The first eight production Myllennium Vykings were delivered to Solent Blue Line in late 2001. Thirteen Myllennium Vykings were delivered as convertible open-toppers to neighbouring Wilts & Dorset in 2005, with six closed top models additionally delivered to Yellow Buses of Bournemouth between 2004 and 2005.

52 Myllennium Vykings were delivered to London General in 2002, with a further 49 delivered to London United between 2003 and 2004; nineteen of London United's Myllennium Vykings had originally been ordered as TransBus Presidents before being swapped to East Lancs bodies due to TransBus International falling into administration during 2004.

One Myllennium Vyking body shell was sold to the Metropolitan Police in January 2006 for use as a mobile careers and recruitment unit. The inside of the bus was converted by the force's specialist vehicle convertor MacNellie to feature a standard hands-free police radio, a satnav as well as a low bridge avoidance system and reversing camera, and two VCR and DVD-compatible Plasma displays, one of which faced outside the bus and was linked to external speakers for outside broadcast use.

===Exports===
Twenty Myllennium Vykings were delivered to Irish state-owned bus and coach operator Bus Éireann between 2002 and 2004 for use on commuter bus services to Dublin.

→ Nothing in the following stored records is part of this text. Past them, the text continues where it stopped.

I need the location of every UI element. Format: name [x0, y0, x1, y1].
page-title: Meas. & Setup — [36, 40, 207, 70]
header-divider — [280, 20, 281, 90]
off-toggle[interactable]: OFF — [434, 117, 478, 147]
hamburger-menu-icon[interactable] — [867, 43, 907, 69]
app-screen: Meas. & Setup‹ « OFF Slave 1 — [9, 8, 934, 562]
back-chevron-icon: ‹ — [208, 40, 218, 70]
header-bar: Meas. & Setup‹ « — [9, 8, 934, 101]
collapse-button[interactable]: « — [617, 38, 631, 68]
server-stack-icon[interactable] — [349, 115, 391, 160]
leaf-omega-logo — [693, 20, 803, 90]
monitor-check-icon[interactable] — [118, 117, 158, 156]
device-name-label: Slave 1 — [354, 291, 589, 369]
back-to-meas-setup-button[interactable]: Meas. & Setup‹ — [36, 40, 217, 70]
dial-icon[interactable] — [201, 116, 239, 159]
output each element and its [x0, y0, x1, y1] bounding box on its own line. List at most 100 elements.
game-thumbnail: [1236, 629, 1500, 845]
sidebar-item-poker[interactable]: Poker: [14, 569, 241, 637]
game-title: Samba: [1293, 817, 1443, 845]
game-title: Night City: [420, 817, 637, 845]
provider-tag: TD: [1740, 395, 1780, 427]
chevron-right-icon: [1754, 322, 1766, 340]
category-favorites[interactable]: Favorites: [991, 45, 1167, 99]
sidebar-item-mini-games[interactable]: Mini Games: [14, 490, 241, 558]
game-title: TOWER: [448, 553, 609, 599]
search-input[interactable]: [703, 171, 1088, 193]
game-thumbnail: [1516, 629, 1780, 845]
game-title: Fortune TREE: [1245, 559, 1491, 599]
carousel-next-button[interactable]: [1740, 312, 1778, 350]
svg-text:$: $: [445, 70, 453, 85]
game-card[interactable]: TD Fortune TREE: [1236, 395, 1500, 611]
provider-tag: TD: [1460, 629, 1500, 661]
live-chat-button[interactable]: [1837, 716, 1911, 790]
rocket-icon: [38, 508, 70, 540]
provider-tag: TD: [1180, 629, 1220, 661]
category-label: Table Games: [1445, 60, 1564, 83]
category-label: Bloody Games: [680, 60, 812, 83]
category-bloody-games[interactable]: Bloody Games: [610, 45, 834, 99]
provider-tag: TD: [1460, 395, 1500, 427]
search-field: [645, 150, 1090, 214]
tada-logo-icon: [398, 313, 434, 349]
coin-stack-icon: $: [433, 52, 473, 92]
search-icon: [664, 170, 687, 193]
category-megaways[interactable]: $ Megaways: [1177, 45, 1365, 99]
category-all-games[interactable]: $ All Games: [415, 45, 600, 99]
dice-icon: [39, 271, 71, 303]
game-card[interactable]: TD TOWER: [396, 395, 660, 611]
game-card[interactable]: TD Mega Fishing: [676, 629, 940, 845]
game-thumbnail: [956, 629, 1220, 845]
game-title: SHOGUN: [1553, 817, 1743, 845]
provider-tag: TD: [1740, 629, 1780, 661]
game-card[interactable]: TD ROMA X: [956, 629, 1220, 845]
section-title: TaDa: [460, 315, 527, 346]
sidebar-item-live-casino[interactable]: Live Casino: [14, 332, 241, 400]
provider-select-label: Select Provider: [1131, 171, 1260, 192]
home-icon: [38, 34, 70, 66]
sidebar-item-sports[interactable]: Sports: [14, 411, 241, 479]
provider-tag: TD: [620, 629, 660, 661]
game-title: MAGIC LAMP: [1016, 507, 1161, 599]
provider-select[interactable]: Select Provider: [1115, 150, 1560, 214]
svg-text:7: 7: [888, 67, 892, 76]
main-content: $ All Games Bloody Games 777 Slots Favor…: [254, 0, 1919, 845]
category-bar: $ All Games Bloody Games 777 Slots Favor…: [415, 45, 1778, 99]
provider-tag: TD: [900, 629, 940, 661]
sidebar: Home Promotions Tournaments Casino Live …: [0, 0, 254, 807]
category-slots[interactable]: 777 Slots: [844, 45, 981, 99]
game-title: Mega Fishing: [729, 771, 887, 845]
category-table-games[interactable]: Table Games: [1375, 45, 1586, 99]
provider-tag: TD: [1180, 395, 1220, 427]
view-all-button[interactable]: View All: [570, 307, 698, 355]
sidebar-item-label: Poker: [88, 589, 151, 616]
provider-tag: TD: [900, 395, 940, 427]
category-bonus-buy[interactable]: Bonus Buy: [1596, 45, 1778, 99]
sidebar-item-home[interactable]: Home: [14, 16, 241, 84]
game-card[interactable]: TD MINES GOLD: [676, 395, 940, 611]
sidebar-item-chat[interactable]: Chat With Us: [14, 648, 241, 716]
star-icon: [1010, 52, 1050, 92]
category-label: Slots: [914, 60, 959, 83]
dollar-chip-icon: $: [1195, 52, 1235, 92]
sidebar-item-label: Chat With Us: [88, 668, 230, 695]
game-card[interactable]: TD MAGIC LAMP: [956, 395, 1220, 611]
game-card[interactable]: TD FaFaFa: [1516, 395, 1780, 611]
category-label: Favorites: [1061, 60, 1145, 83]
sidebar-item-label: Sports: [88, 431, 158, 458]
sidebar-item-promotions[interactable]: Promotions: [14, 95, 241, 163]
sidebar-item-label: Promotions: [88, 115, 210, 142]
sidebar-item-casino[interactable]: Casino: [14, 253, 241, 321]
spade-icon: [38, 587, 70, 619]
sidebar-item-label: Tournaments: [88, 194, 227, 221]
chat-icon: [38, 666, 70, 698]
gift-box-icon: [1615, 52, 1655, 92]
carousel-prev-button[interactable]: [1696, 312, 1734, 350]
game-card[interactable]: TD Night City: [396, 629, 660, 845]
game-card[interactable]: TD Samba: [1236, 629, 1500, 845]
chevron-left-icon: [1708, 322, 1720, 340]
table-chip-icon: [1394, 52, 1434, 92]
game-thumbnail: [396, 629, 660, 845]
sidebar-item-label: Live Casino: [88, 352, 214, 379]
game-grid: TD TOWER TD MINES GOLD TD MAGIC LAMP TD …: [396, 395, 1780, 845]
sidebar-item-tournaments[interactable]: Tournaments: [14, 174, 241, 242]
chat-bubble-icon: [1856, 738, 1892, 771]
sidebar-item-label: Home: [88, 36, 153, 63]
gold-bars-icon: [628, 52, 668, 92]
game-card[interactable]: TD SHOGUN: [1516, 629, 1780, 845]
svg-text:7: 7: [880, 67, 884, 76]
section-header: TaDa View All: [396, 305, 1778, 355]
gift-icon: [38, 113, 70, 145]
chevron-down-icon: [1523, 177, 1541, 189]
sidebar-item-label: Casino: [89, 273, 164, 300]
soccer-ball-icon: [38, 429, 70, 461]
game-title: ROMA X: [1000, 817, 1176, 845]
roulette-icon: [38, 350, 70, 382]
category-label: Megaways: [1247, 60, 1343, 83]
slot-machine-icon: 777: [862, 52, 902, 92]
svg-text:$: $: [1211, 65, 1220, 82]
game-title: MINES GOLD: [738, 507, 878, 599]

Bodies closely resembling the Vyking were produced on left-hand drive Volvo chassis for open-top sightseeing bus operators in Continental Europe. Open-top left-hand drive Vykings on Volvo B7L chassis were first supplied to Big Bus Tours operation in Paris, France, while Vykings on Volvo B7TL chassis were supplied to Car Rouges in Cannes, France and another sightseeing operator in Luxembourg in 2004. Vykings were also supplied to sightseeing operators Rome, Italy on both Volvo B7TL and an unknown Iveco chassis.